Launched in 2020, Sunshine is creating a portfolio of products that are “at the intersection of contacts, groups, events, celebrations,” she told Business Insider. Think an old-school address book, digitized and optimized for younger generations.

Mayer said she’s looking forward to reaching even more users by helping people with everyday problems with their contacts — which could include getting rid of duplicate address-book entries, updating contacts with the newest information, and remembering birthdays.

Mayer’s insights are part of Business Insider’s year-end leadership series “Looking Ahead 2024,” which digs into some of corporate America’s vision, strategies, and challenges in the coming year.

The following conversation has been edited for length and clarity.

What are you most excited about for 2024?

I’m excited to see where the AI wave goes.

I’m also excited for Sunshine. We’re going to have a set of new products in the market. I’m excited to see how users respond to those and how the company grows and changes.

I’m looking forward to 2024 — 12 is my lucky number, so 24 is kind of close.

What are you most concerned about for 2024?

AI, its development, and whether or not it is hindered by regulation. Those types of things are really where I have concerns.

Obviously, I think we’re all hoping that the economy has a good year and starts to straighten out.

It feels like things are starting to get on the right track. But no one has the crystal ball.

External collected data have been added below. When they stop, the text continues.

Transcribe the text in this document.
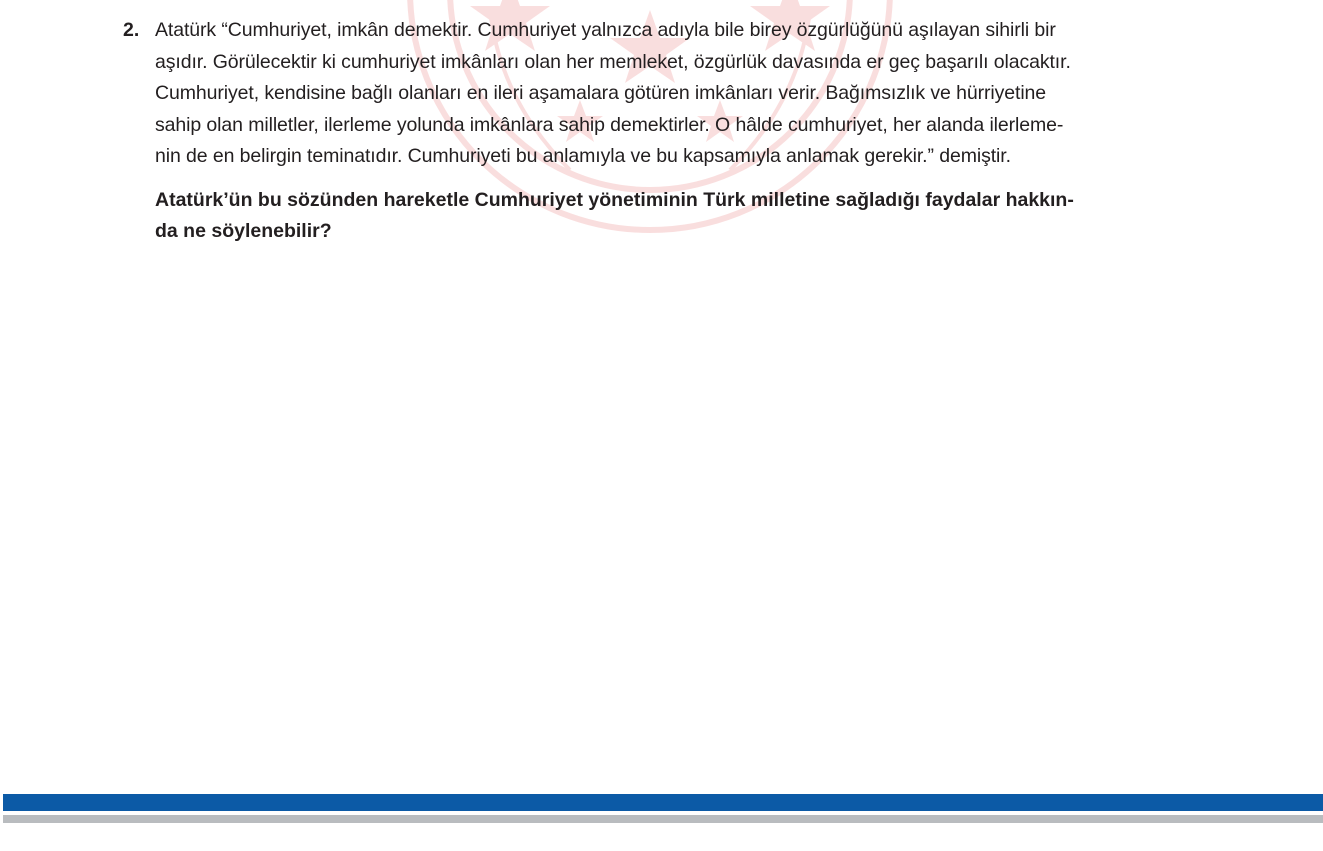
2. Atatürk “Cumhuriyet, imkân demektir. Cumhuriyet yalnızca adıyla bile birey özgürlüğünü aşılayan sihirli bir
aşıdır. Görülecektir ki cumhuriyet imkânları olan her memleket, özgürlük davasında er geç başarılı olacaktır.
Cumhuriyet, kendisine bağlı olanları en ileri aşamalara götüren imkânları verir. Bağımsızlık ve hürriyetine
sahip olan milletler, ilerleme yolunda imkânlara sahip demektirler. O hâlde cumhuriyet, her alanda ilerleme-
nin de en belirgin teminatıdır. Cumhuriyeti bu anlamıyla ve bu kapsamıyla anlamak gerekir.” demiştir.
Atatürk’ün bu sözünden hareketle Cumhuriyet yönetiminin Türk milletine sağladığı faydalar hakkın-
da ne söylenebilir?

What’s one thing you got right in 2023?

Ever since I learned about artificial intelligence — since my freshman year of college — I’ve just been hugely fascinated by it. I’ve been betting that it would be huge when we got it right.

I was going to be a doctor, but I changed my major to computer science. I chose artificial intelligence as my undergraduate concentration and my graduate specialty. I feel I’ve been a lifelong student of AI and, really, a follower of AI.

So to see AI really have its moment in 2023 — I feel like my lifelong conviction that this was going to be something that ends up changing everything has started to come into focus.

What’s one thing you got wrong in 2023?

My undergraduate major, when I changed it, was something called symbolic systems. It’s cognitive psychology: How do people learn? Philosophy: How do people reason? Linguistics: How do people express themselves? And computer science: Can you build a computer that does the same, but learns, reason, and expresses itself?

If you look at the field of AI, for years all the focus was on learning models and reasoning. Being able to extrapolate from what you learn from that data and from what those models do — to be able to reason in uncertain and unknown spaces.

And I think it was a surprise for me, and for a lot of people, that with generative AI, it was really the expression that moves the whole field so far forward — the ability to express itself in language, the ability to express itself in pictures.

It turns out you can have all the intelligence. You can learn and reason. But to capture people’s imagination, that level of expressiveness needed to be there.

Back when I picked my major, I knew I was interested in cognitive psychology. I knew I was interested in computer science. I knew I was interested in philosophy.

I was kind of on the fence about linguistics. And the fact that that was the area that really moved AI the furthest forward was a surprise to me.